New York wants to ban mining of bitcoin and other cryptocurrencies | Finance & Finance

Bitcoin (BTC) and other cryptocurrency mining has become an energy and environmental problem for governments around the world. This past Monday (03), a new bill was presented to the New York State Senate with the aim of banning activity in the region for three years, during which the authorities must assess all the climatic and economic impacts of these operations.

Bitcoin mining (image: Consulting 24 / Flickr)

Bitcoin mining consumes more energy than Argentina

For the blockchain networks that support digital currencies to work, countless machines around the world must give up their processing power to encrypt and record all transactions. This is cryptocurrency mining, which in turn requires a lot of electricity to keep these computers running 24 hours a day.

According to the Center for Alternative Finance at the University of Cambridge, bitcoin mining alone consumes about 142 TWh (terawatt-hours), a value that exceeds the energy expenditure of entire countries, such as Ukraine and Argentina. However, the main polluting factor in this activity is that more than 60% of it is carried out in China, where most of the power plants operate on the basis of coal burning.

The Bitcoin Energy Consumption Index, from the Digiconomist platform, points out that cryptocurrency mining releases about 53 megatons of carbon dioxide a year, equivalent to all Sweden’s emissions. Now, upstate New York has become a focus for bitcoin miners and the government expects a continued increase in activity in the short term.

Project would ban mining in New York for 3 years

So Senator Kevin Parker created a bill to ban mining of bitcoin and cryptocurrencies across New York State for at least three years. If the current text is approved, the activity would become illegal in the region during the specified period, during which the authorities would conduct research to assess the release of polluting gases, impacts on electricity consumption and effects on the local fauna and flora related to mining.

With the survey completed, the result would be made publicly available so that the population (and the miners themselves) can comment on the bill for four months. After analyzing the responses, lawmakers would enter a period of evaluation of proposed regulations to curb pollution related to cryptocurrency mining.

Two cities become poles of mining and pollution

Two cities in the state of New York drew attention. Dresden and Alcoa became hubs for mining and air pollution. In recent years, some bitcoin mining organizations have adapted old and polluting power plants to provide electricity for thousands of machines that remain on 24 hours a day.
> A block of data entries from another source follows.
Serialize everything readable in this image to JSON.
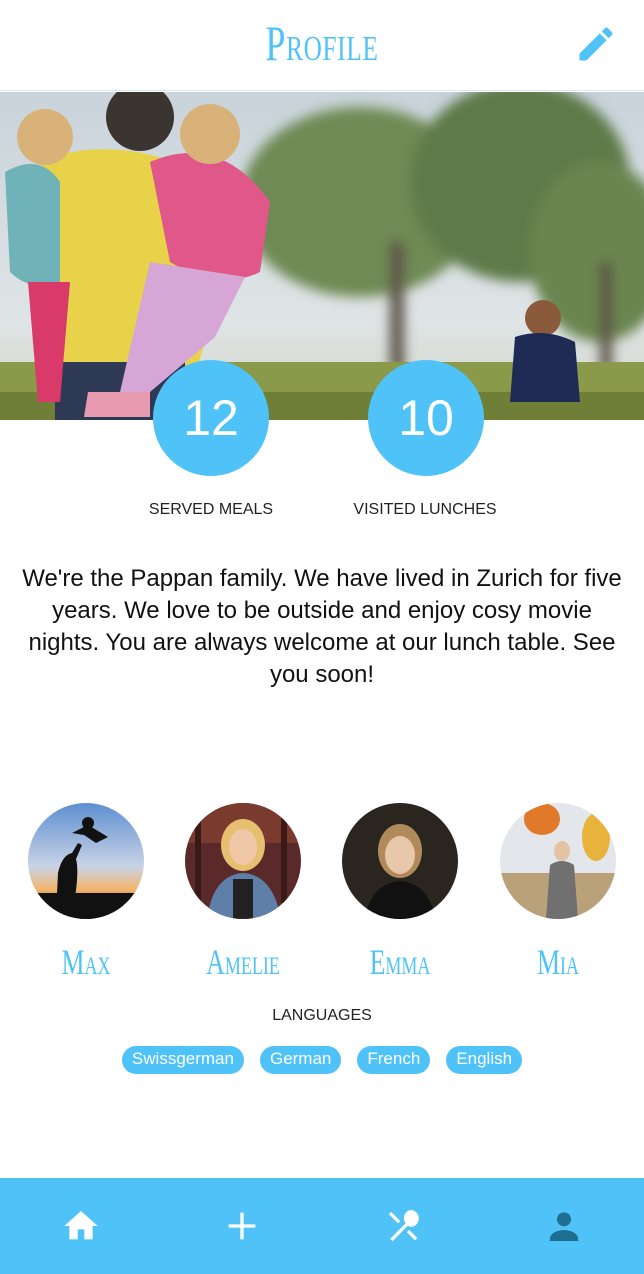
{
  "header": {
    "title": "Profile",
    "edit_icon": "pencil-icon"
  },
  "stats": [
    {
      "value": "12",
      "label": "SERVED MEALS"
    },
    {
      "value": "10",
      "label": "VISITED LUNCHES"
    }
  ],
  "about": "We're the Pappan family. We have lived in Zurich for five years. We love to be outside and enjoy cosy movie nights. You are always welcome at our lunch table. See you soon!",
  "members": [
    {
      "name": "Max"
    },
    {
      "name": "Amelie"
    },
    {
      "name": "Emma"
    },
    {
      "name": "Mia"
    }
  ],
  "languages": {
    "heading": "LANGUAGES",
    "items": [
      "Swissgerman",
      "German",
      "French",
      "English"
    ]
  },
  "nav": {
    "items": [
      {
        "icon": "home-icon"
      },
      {
        "icon": "plus-icon"
      },
      {
        "icon": "cutlery-icon"
      },
      {
        "icon": "person-icon"
      }
    ]
  },
  "colors": {
    "accent": "#4fc3f7",
    "nav_icon_active": "#1f6f93"
  }
}
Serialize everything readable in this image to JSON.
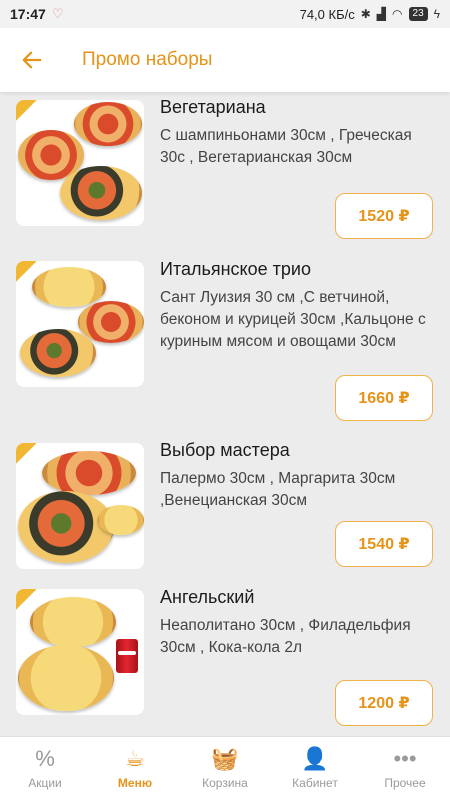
{
  "status_bar": {
    "time": "17:47",
    "network_speed": "74,0 КБ/с",
    "battery": "23"
  },
  "header": {
    "title": "Промо наборы"
  },
  "items": [
    {
      "name": "Вегетариана",
      "description": "С шампиньонами 30см , Греческая 30с , Вегетарианская 30см",
      "price": "1520 ₽"
    },
    {
      "name": "Итальянское трио",
      "description": "Сант Луизия 30 см ,С ветчиной, беконом и курицей 30см ,Кальцоне с куриным мясом и овощами 30см",
      "price": "1660 ₽"
    },
    {
      "name": "Выбор мастера",
      "description": "Палермо 30см , Маргарита 30см ,Венецианская 30см",
      "price": "1540 ₽"
    },
    {
      "name": "Ангельский",
      "description": "Неаполитано 30см , Филадельфия 30см  , Кока-кола 2л",
      "price": "1200 ₽"
    }
  ],
  "bottom_nav": [
    {
      "label": "Акции",
      "icon": "percent-icon"
    },
    {
      "label": "Меню",
      "icon": "menu-food-icon"
    },
    {
      "label": "Корзина",
      "icon": "basket-icon"
    },
    {
      "label": "Кабинет",
      "icon": "user-icon"
    },
    {
      "label": "Прочее",
      "icon": "more-icon"
    }
  ],
  "colors": {
    "accent": "#e69319",
    "background": "#ececec"
  }
}
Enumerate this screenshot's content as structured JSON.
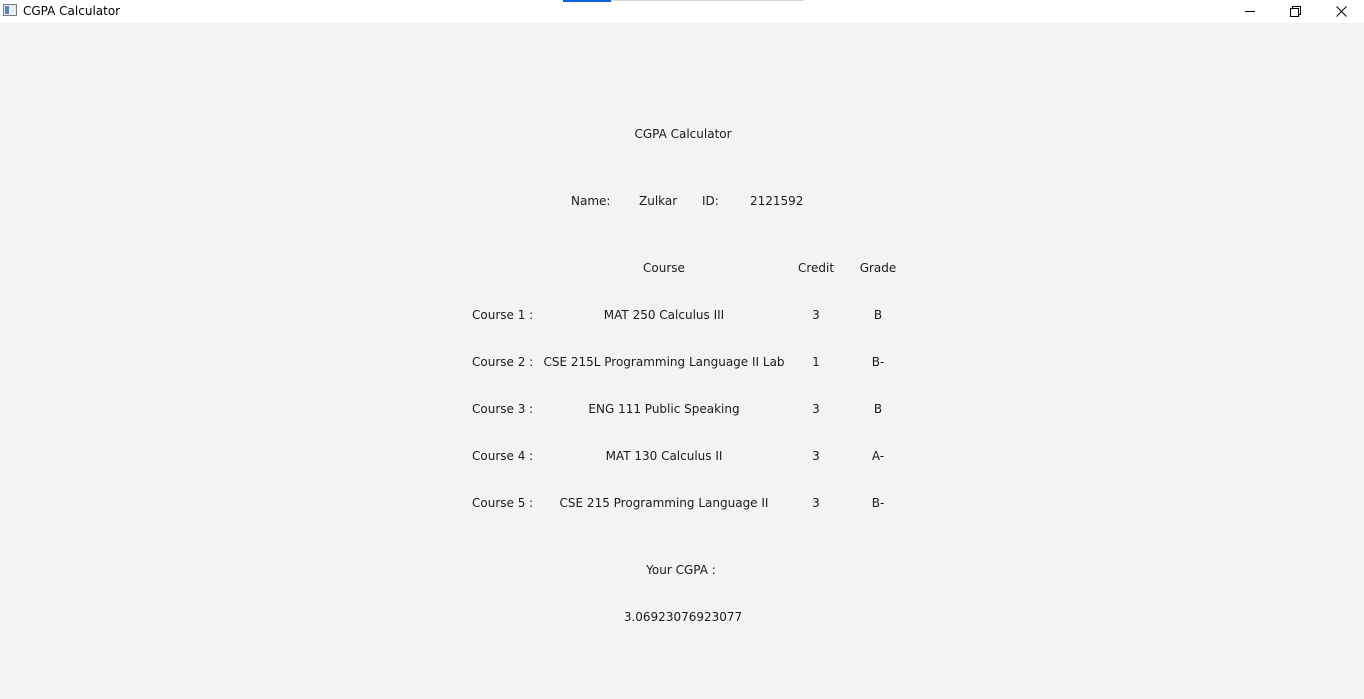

Some facilities still contribute to the local network, but most work exclusively to supply the mining warehouses.

Roger Downs, director of conservation at the environmental NGO Sierra Club, told the Gizmodo that the recently passed Climate Leadership and Community Protection Act ironically served as one of the factors that drove cryptocurrency mining in New York State.

“With the new climate law, we are clearly moving away from fossil fuel power generation and trying to build renewable options,” he said, noting that the last coal plant in New York was officially closed last year. However, the initiative also released several facilities for miners to later occupy them.

For him, this recent mining boom in the region is the result of people taking advantage of previously deactivated plants. “They take advantage of this by causing intense carbon emissions, but this is permitted by loopholes in our regulations,” concluded Downs.